Whenever training agility, playing with your dog or before a competitive agility run, please be sure to warm yourself and your dog up thoroughly. This is crucial for the achievement of peak performance and the prevention of injuries.
A carefully planned warm-up routine can enhance the agility experience for both dog and handler. Be sure to walk about and allow the dog to gradually stretch his legs, relax and get the kinks out. Let him sniff and answer the call of nature. Gradually walk about with him in a more purposeful manner, gaining speed and stimulating both human and canine circulatory systems.
At this point many competitors like to engage in a stretching routine for themselves and their dogs. Some play little games, tricks and maneuvers, which engage the mind and body of their agility partners. After several minutes, short periods of jogging can be introduced. Only then is your dog ready to engage in playing with toys, jumping the practice jump or sprinting and finally going into the ring.
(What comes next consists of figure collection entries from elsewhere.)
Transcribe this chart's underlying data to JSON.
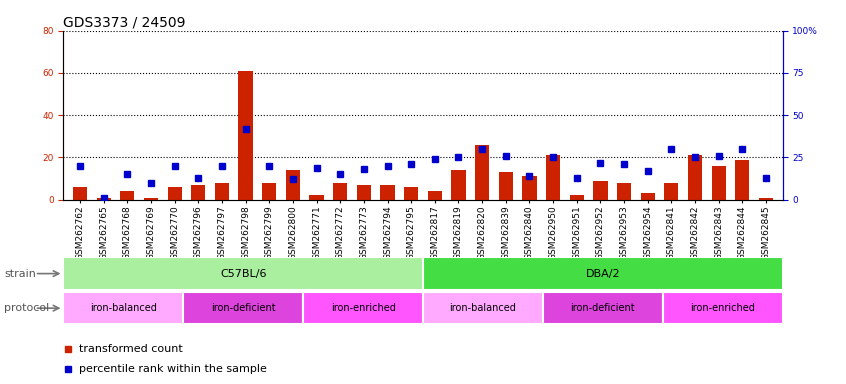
{
  "title": "GDS3373 / 24509",
  "samples": [
    "GSM262762",
    "GSM262765",
    "GSM262768",
    "GSM262769",
    "GSM262770",
    "GSM262796",
    "GSM262797",
    "GSM262798",
    "GSM262799",
    "GSM262800",
    "GSM262771",
    "GSM262772",
    "GSM262773",
    "GSM262794",
    "GSM262795",
    "GSM262817",
    "GSM262819",
    "GSM262820",
    "GSM262839",
    "GSM262840",
    "GSM262950",
    "GSM262951",
    "GSM262952",
    "GSM262953",
    "GSM262954",
    "GSM262841",
    "GSM262842",
    "GSM262843",
    "GSM262844",
    "GSM262845"
  ],
  "bar_values": [
    6,
    1,
    4,
    1,
    6,
    7,
    8,
    61,
    8,
    14,
    2,
    8,
    7,
    7,
    6,
    4,
    14,
    26,
    13,
    11,
    21,
    2,
    9,
    8,
    3,
    8,
    21,
    16,
    19,
    1
  ],
  "dot_values": [
    20,
    1,
    15,
    10,
    20,
    13,
    20,
    42,
    20,
    12,
    19,
    15,
    18,
    20,
    21,
    24,
    25,
    30,
    26,
    14,
    25,
    13,
    22,
    21,
    17,
    30,
    25,
    26,
    30,
    13
  ],
  "ylim_left": [
    0,
    80
  ],
  "ylim_right": [
    0,
    100
  ],
  "yticks_left": [
    0,
    20,
    40,
    60,
    80
  ],
  "yticks_right": [
    0,
    25,
    50,
    75,
    100
  ],
  "strain_groups": [
    {
      "label": "C57BL/6",
      "start": 0,
      "end": 15,
      "color": "#AAEEA0"
    },
    {
      "label": "DBA/2",
      "start": 15,
      "end": 30,
      "color": "#44DD44"
    }
  ],
  "protocol_groups": [
    {
      "label": "iron-balanced",
      "start": 0,
      "end": 5,
      "color": "#FFAAFF"
    },
    {
      "label": "iron-deficient",
      "start": 5,
      "end": 10,
      "color": "#DD44DD"
    },
    {
      "label": "iron-enriched",
      "start": 10,
      "end": 15,
      "color": "#FF66FF"
    },
    {
      "label": "iron-balanced",
      "start": 15,
      "end": 20,
      "color": "#FFAAFF"
    },
    {
      "label": "iron-deficient",
      "start": 20,
      "end": 25,
      "color": "#DD44DD"
    },
    {
      "label": "iron-enriched",
      "start": 25,
      "end": 30,
      "color": "#FF66FF"
    }
  ],
  "bar_color": "#CC2200",
  "dot_color": "#0000CC",
  "grid_color": "#000000",
  "title_fontsize": 10,
  "tick_fontsize": 6.5,
  "label_fontsize": 8,
  "left_axis_color": "#CC2200",
  "right_axis_color": "#0000CC"
}
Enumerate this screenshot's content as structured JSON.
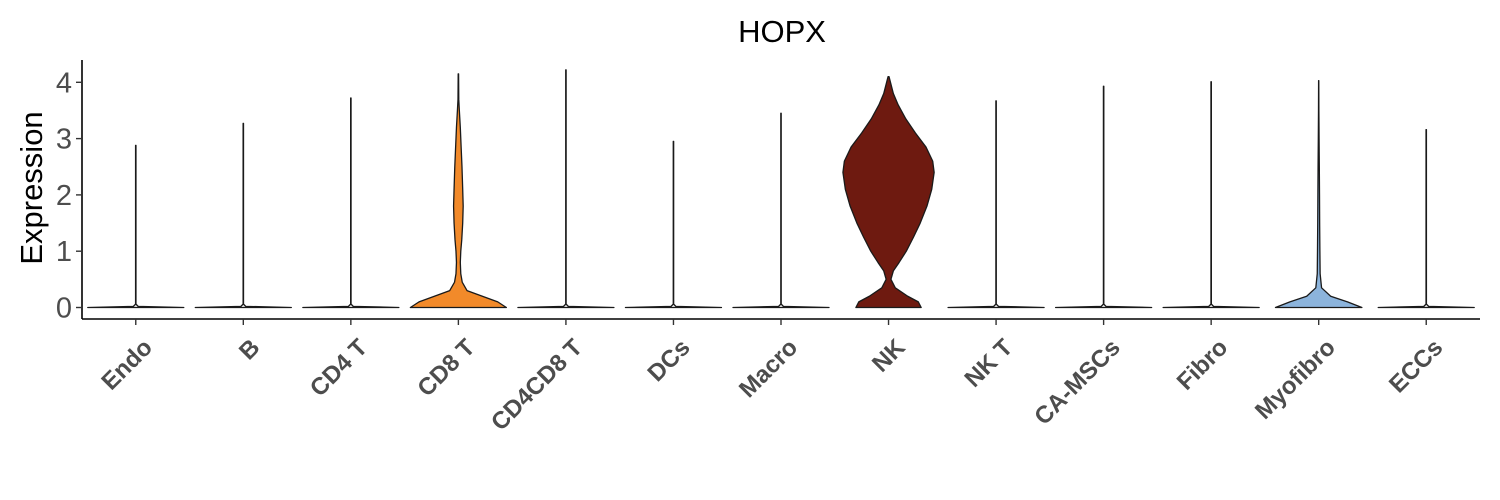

One note of caution: Be especially careful when traveling with your dog. Several agility dogs have been injured when being suddenly asked to run at speed when having been confined in a car for long hours of travel. Even if your dog loves to chase the ball, please let him walk about, sniff and stretch for a considerable period of time before throwing his toy.
Common Reasons For a Dog Going Off-course
One of the most disappointing faults in an agility run is where the dog goes off course in spite of what the handler considers to have been great handling. Unfortunately, the handlersí reaction to this is often a reason for the dog learning to run slowly and carefully around the agility course, sometimes for the rest of his/her career. Before blaming the dog for this transgression please consider the following may have occurred and remember that what you do in the ring for this run will directly affect his or her next performance:
Handler took her eyes off her dog
Command was issued too late
Command was not clearly given
Dog was not trained for the challenge
Handler used ambiguous body language, such as leaning forward when she really wanted the dog to arrest forward movement, waving an arm towards a wrong obstacle in order to “help” her dog, glancing toward an obstacle to which she did not want the dog to go
Handler did not know where she was going in time to give proper guidance
Dog has been given many rewards for performance of a particular obstacle and very few for the performance of another
In order to avoid the same pitfalls as this handler you should always:
Keep your eyes on your dog, except while making a very quick and efficient blind cross
Issue commands in a timely manner, i.e. in a jumping sequence the dog needs to know where to go while he is in the air over the previous jump
Give commands clearly and with confidence and gusto
Move rapidly in the direction you wish the dog to go
Train the dog better before competing
Stand up straight if you don’t want the dog to push on faster
Keep your arms to yourself unless you are very proficient at using them close to your body. Square your shoulders towards the obstacle you would like the dog to address
Learn the course well and then go where you want to go. Do not worry about where you don’t want to go
Keep a balance in rewarding obstacle performance, i.e. don’t just give rewards or praise for contacts, but sometimes for jumps and tunnels, table etc.
Particularly useful when using the “Here!” command, always be sure that your hands respond to the command before you expect your dog to do so! One of the most common errors is for the handler to be yelling “Here!” while their arm is waving toward the direction the dog is, of course, going
Most importantly, for all but the hardest headed dog, if your dog goes the wrong way, please go with him or her and keep running, thereby preserving his or her positive attitude.